Yesterday I had a conversation which I mentioned on another thread but will detail more here.
I left the JWs when I was about 19 and drifted and was DF'd 5 years ago. I'm now 30. My issue always has been and still to this day was the fact that my mother basically disowned me. That has been an extremely difficult concept/doctrine for me to accept. However difficult it has been though, it is reality.
Recently she refused to attend my wedding and opened up a new kind of hurt inside me. It has brewed and festered. My mother continued to correspond with me via email and send me WT quotes, scriptures, etc. I returned fire with fire and began my anti-JW campaign, I sent numerous emails to her varying from exposing the falsehoods, scriptures, etc.
So yesterday I had a conversation with someone and connected very powerfully to what she said. She told me that I was carrying around a lot of negative energy around, a lot of negative baggage, and that I needed to STOP because it was making me unhappy and stressed. She told me that she believed that this religion controlled me more today than ever before in my life. (Funny my husband just had told me that my obsession was too much just the other day) So I said then what's the solution?

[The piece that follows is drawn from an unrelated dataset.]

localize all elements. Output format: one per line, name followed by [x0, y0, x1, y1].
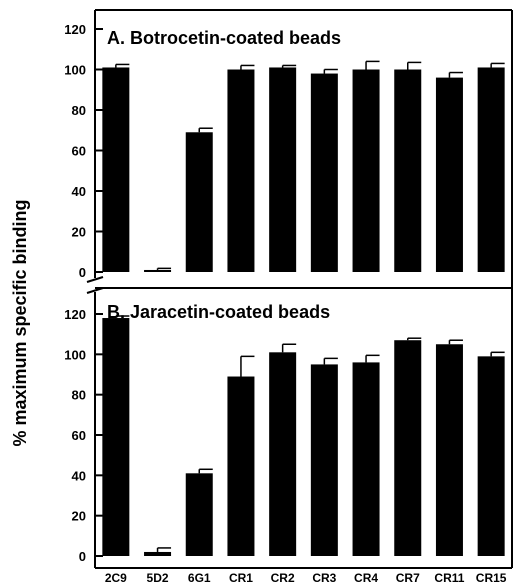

She told me the answer. I had never thought of it before. She said my trying to change my mother's beliefs was exactly what my mother was trying to do to me. That my preaching to her about how "wrong" her "true" religion was turns out to be equal. That I needed to write my mother a letter and simply state that from now on I would respect her religion, I would respect her beliefs and would respect her choices for her life. That I also would request respect for my life, choices, and beliefs. That as humans we do not have the power to change anyone and that should be left to God. To ask my mother to pray to Jehovah God and if anyone was capable of reaching my heart and making me change and become a JW that it would left up to Him. That I also was to pray to God and if anyone had the power to open her up to change her mind and beliefs, let it be God who does it.
The thing is, even if I don't prescribe to "let go and let God" it actually can work because she does believe that Jehovah is all powerful. So my answer is that I have to connect with her and tell her to pray and allow Jehovah to reach me if that is going to happen. To discontinue her emails and respect my choices. I am also going to stop. It's not my purpose in life to change her, to defend myself any longer.
It's difficult to leave your former life behind, but at this point my life is in the present and the future. I have a wonderful husband and a life, great friends. It's time I moved past banging my head against a brick wall. I can't allow myself to respond anymore, otherwise I'll end up insane from the irrationality. I've spent 10 years swimming upsteam and have committed to STOPping completely when it comes to my mother and her religion. From this point I am going to respect her and her religion.